Lake Oswego's portion of Willamette River Greenway Trail nears completion
A roughly 80-mile long vision might still seem like just that — a vision — but Lake Oswego's portion of the Willamette River Greenway Trail is nearing completion.
The trail is a series of multi-use paths in Lake Oswego, Sellwood, West Linn and Portland, with a vision that one day they will all be connected.
"The Willamette River Greenway Trail follows the east and west banks of the Willamette River from Champoeg State Park to the river's confluence with the Columbia in North Portland," according to Metro's Regional Trails and Greenways brochure. "Major built segments include trails at Willamette Park and Mary S. Young State Park in West Linn, George Rogers Park and Foothills Park in Lake Oswego and Tom McCall Waterfront Park and the Vera Katz Eastbank Esplanade in Portland.

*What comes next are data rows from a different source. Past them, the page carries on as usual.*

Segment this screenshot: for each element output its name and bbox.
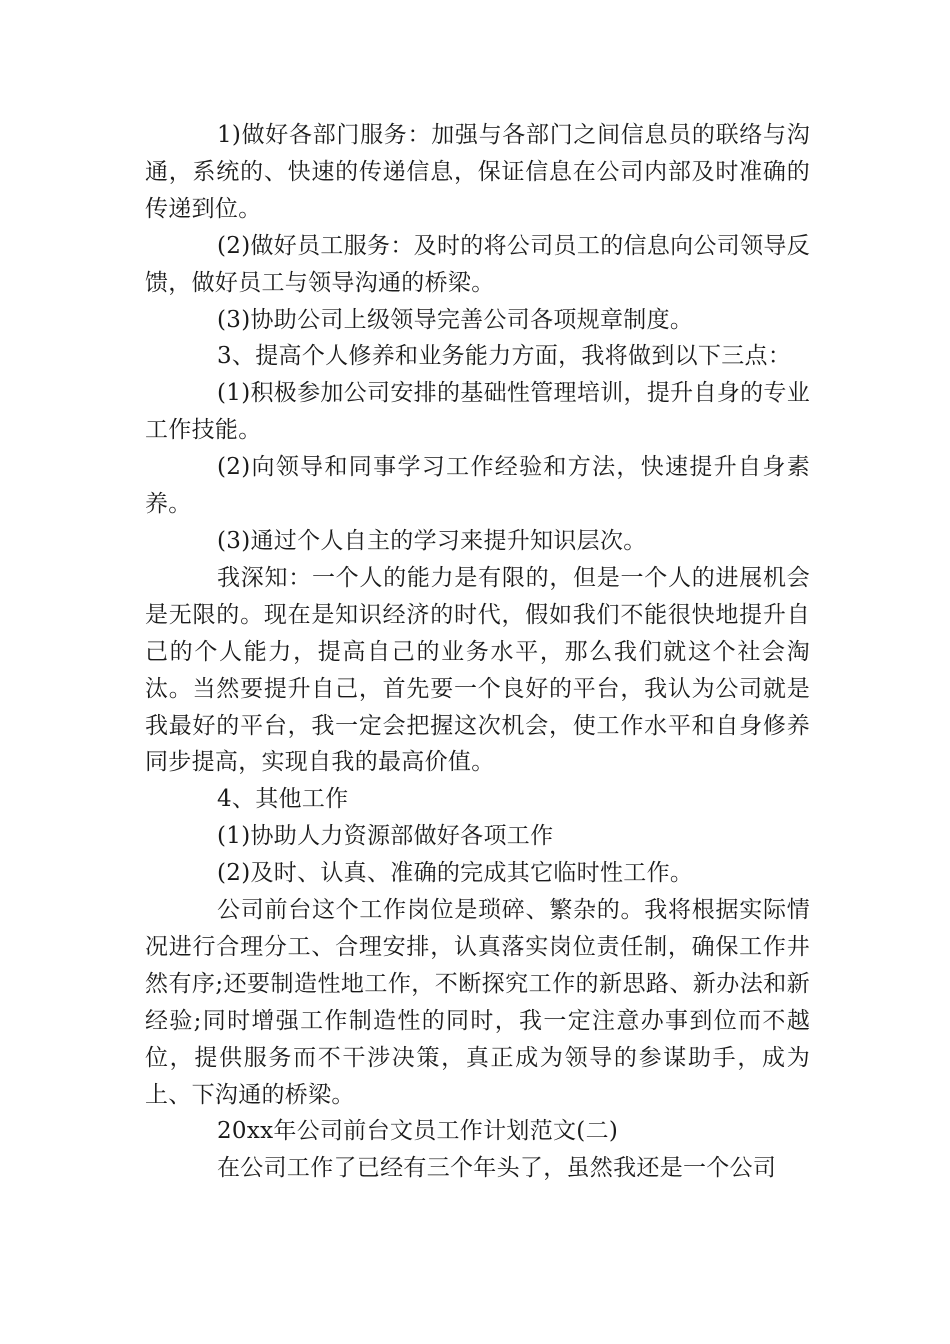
section-title-sample-two: 20xx年公司前台文员工作计划范文(二): [217, 1118, 619, 1145]
paragraph-item-rules-assist: (3)协助公司上级领导完善公司各项规章制度。: [217, 306, 694, 333]
section-heading-self-improvement: 3、提高个人修养和业务能力方面，我将做到以下三点：: [217, 343, 792, 370]
paragraph-item-department-service: 1)做好各部门服务：加强与各部门之间信息员的联络与沟通，系统的、快速的传递信息，保证信息在公司内部及时准确的传递到位。: [145, 122, 810, 222]
section-heading-other-work: 4、其他工作: [217, 786, 349, 813]
paragraph-item-hr-assist: (1)协助人力资源部做好各项工作: [217, 823, 554, 850]
paragraph-reflection: 我深知：一个人的能力是有限的，但是一个人的进展机会是无限的。现在是知识经济的时代，假如我们不能很快地提升自己的个人能力，提高自己的业务水平，那么我们就这个社会淘汰。当然要提升自己，首先要一个良好的平台，我认为公司就是我最好的平台，我一定会把握这次机会，使工作水平和自身修养同步提高，实现自我的最高价值。: [145, 564, 810, 776]
paragraph-item-learn-from-colleagues: (2)向领导和同事学习工作经验和方法，快速提升自身素养。: [145, 454, 810, 518]
paragraph-item-training: (1)积极参加公司安排的基础性管理培训，提升自身的专业工作技能。: [145, 380, 810, 444]
paragraph-sample-two-opening: 在公司工作了已经有三个年头了，虽然我还是一个公司: [217, 1155, 777, 1182]
paragraph-item-self-study: (3)通过个人自主的学习来提升知识层次。: [217, 527, 647, 554]
document-body: [145, 117, 810, 1187]
paragraph-item-employee-service: (2)做好员工服务：及时的将公司员工的信息向公司领导反馈，做好员工与领导沟通的桥梁。: [145, 232, 810, 296]
paragraph-item-temporary-work: (2)及时、认真、准确的完成其它临时性工作。: [217, 860, 694, 887]
paragraph-front-desk-summary: 公司前台这个工作岗位是琐碎、繁杂的。我将根据实际情况进行合理分工、合理安排，认真落实岗位责任制，确保工作井然有序;还要制造性地工作，不断探究工作的新思路、新办法和新经验;同时增强工作制造性的同时，我一定注意办事到位而不越位，提供服务而不干涉决策，真正成为领导的参谋助手，成为上、下沟通的桥梁。: [145, 897, 810, 1108]
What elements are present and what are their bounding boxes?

Portland has plans to complete the North Portland Willamette Greenway Trail, and someday a world-class trail will follow the Willamette Shore Trolley Line from Lake Oswego to John's Landing."

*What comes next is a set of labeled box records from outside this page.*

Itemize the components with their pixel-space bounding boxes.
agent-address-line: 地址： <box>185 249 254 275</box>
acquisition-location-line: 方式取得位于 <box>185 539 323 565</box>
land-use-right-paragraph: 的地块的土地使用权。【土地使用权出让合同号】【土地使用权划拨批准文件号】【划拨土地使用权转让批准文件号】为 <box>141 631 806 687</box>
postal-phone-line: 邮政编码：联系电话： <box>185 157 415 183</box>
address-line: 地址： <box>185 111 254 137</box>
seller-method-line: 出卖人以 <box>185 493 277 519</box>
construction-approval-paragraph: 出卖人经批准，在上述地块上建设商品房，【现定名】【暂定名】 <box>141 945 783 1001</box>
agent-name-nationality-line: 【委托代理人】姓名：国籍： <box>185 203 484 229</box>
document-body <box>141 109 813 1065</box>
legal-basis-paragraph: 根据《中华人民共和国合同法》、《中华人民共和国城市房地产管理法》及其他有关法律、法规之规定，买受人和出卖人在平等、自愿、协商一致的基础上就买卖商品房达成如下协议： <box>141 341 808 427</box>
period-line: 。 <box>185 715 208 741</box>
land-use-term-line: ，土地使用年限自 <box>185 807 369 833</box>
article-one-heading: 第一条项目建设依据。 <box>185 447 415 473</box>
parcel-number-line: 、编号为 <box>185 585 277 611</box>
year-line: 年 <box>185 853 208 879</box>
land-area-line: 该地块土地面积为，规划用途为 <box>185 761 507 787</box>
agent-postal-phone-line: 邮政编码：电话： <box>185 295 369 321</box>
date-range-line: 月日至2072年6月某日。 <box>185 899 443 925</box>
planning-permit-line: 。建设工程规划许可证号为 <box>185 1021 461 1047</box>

Lake Oswego Parks Director Ivan Anderholm said the Willamette River Greenway Trail has been identified as a regional trail connection by both Metro and the city of Lake Oswego for quite some time.
"It was adopted as part of our trail and pathway plan in the early 2000s," said Anderholm, adding that as far as Lake Oswego is concerned, the pedestrian and bike pathway connects Foothills Park to George Rogers Park and down to Old River Road and Mary S. Young Park in West Linn. "Eventually the project will connect to the Terwilliger pedestrian/bike pathway that goes up toward Lewis and Clark and potentially to the north all the way up to (the) Sellwood Bridge and south waterfront."

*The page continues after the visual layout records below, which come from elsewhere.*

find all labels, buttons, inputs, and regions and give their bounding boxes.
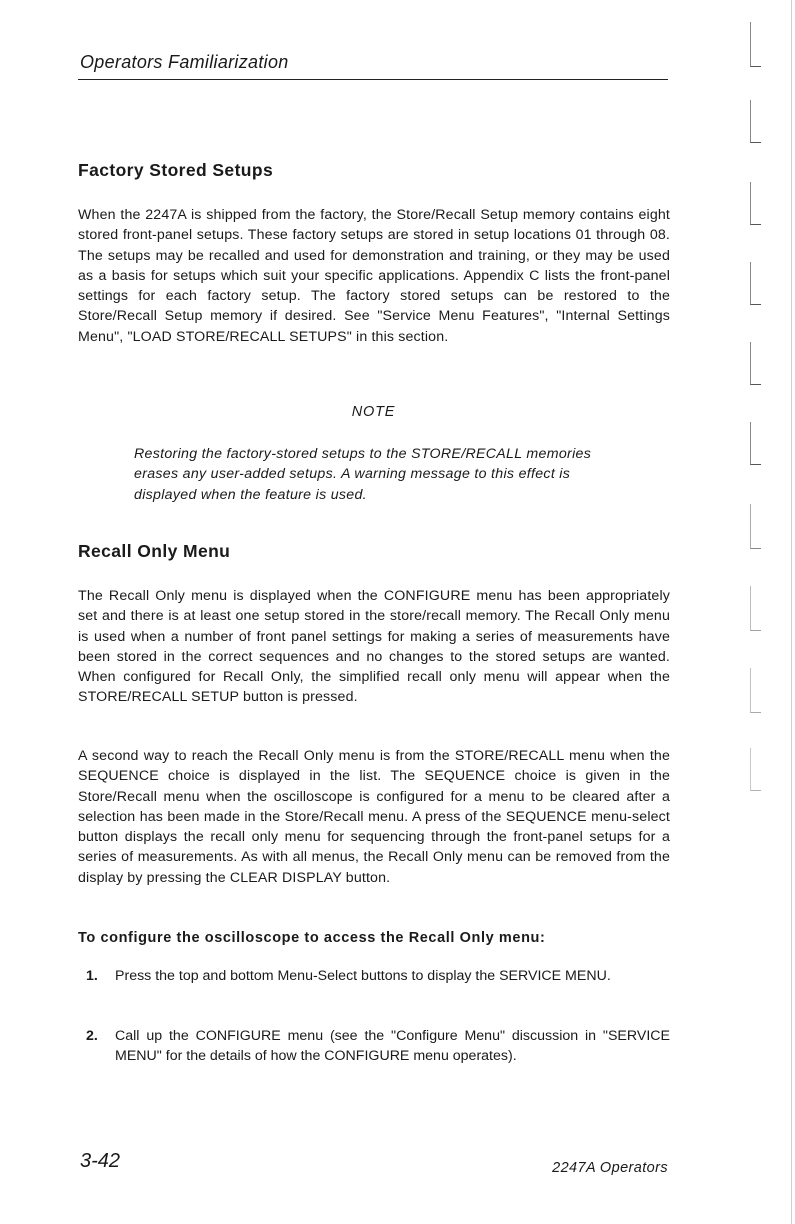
procedure-step xyxy=(86,1026,670,1067)
procedure-step xyxy=(86,966,670,986)
step-text: Press the top and bottom Menu-Select buttons to display the SERVICE MENU. xyxy=(115,968,611,984)
header-rule xyxy=(78,79,668,80)
footer-document-title: 2247A Operators xyxy=(552,1160,668,1176)
step-number: 1. xyxy=(86,968,98,984)
binding-tab-mark xyxy=(750,22,761,67)
binding-tab-mark xyxy=(750,422,761,465)
section-heading-factory-stored-setups: Factory Stored Setups xyxy=(78,160,274,180)
binding-tab-mark xyxy=(750,100,761,143)
binding-tab-mark xyxy=(750,182,761,225)
factory-setups-paragraph: When the 2247A is shipped from the factory, the Store/Recall Setup memory contains eight stored front-panel setups. These factory setups are stored in setup locations 01 through 08. The setups may be recalled and used for demonstration and training, or they may be used as a basis for setups which suit your specific applications. Appendix C lists the front-panel settings for each factory setup. The factory stored setups can be restored to the Store/Recall Setup memory if desired. See "Service Menu Features", "Internal Settings Menu", "LOAD STORE/RECALL SETUPS" in this section. xyxy=(78,207,670,345)
binding-tab-mark xyxy=(750,748,761,791)
binding-tab-mark xyxy=(750,668,761,713)
step-number: 2. xyxy=(86,1028,98,1044)
page-number: 3-42 xyxy=(80,1150,121,1172)
note-text: Restoring the factory-stored setups to the STORE/RECALL memories erases any user-added setups. A warning message to this effect is displayed when the feature is used. xyxy=(134,446,592,503)
binding-tab-mark xyxy=(750,262,761,305)
binding-tab-mark xyxy=(750,586,761,631)
note-label: NOTE xyxy=(351,404,396,420)
procedure-lead-in: To configure the oscilloscope to access the Recall Only menu: xyxy=(78,930,546,946)
running-header-title: Operators Familiarization xyxy=(80,52,289,72)
section-heading-recall-only-menu: Recall Only Menu xyxy=(78,541,231,561)
recall-only-paragraph-2: A second way to reach the Recall Only menu is from the STORE/RECALL menu when the SEQUENCE choice is displayed in the list. The SEQUENCE choice is given in the Store/Recall menu when the oscilloscope is configured for a menu to be cleared after a selection has been made in the Store/Recall menu. A press of the SEQUENCE menu-select button displays the recall only menu for sequencing through the front-panel setups for a series of measurements. As with all menus, the Recall Only menu can be removed from the display by pressing the CLEAR DISPLAY button. xyxy=(78,748,670,886)
binding-tab-mark xyxy=(750,342,761,385)
step-text: Call up the CONFIGURE menu (see the "Configure Menu" discussion in "SERVICE MENU" for the details of how the CONFIGURE menu operates). xyxy=(115,1028,670,1065)
page-edge-line xyxy=(791,0,792,1224)
binding-tab-mark xyxy=(750,504,761,549)
scanned-binding-edge xyxy=(732,0,795,1224)
recall-only-paragraph-1: The Recall Only menu is displayed when the CONFIGURE menu has been appropriately set and there is at least one setup stored in the store/recall memory. The Recall Only menu is used when a number of front panel settings for making a series of measurements have been stored in the correct sequences and no changes to the stored setups are wanted. When configured for Recall Only, the simplified recall only menu will appear when the STORE/RECALL SETUP button is pressed. xyxy=(78,588,670,706)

The Roehr City Park path was reconstructed and finished in November. The path had root damage and the narrow bridges over the creek needed to be improved. The bridges were replaced with culverts and a wider foot bridge was placed over a section of the creek.
"(It's) a really good example of what the trail will look like when it's finished," Anderholm said.
The pathway is paved from Foothills through Roehr Park down along the Willamette River. To connect the trail to George Rogers Park, Anderholm said they've acquired the easements needed to build the trail, except for two private properties along the route.
During the Dec. 15 Lake Oswego City Council meeting, councilors approved a modification of the alignment of the easement as well as a resolution of necessity, which would allow the city to proceed with the steps to acquire the two easements by eminent domain — the right of the government to take ownership of a private property and convert it to a public use, so long as "just compensation" is awarded to the owner — if necessary.
"The city is currently in communication with the last two property owners," Anderholm said. "It is done (the Lake Oswego portion of the trail) with the exception of the connection to Terwilliger and the connection to the north. Those two connections have not been fully studied, analyzed or figured out how that's going to happen."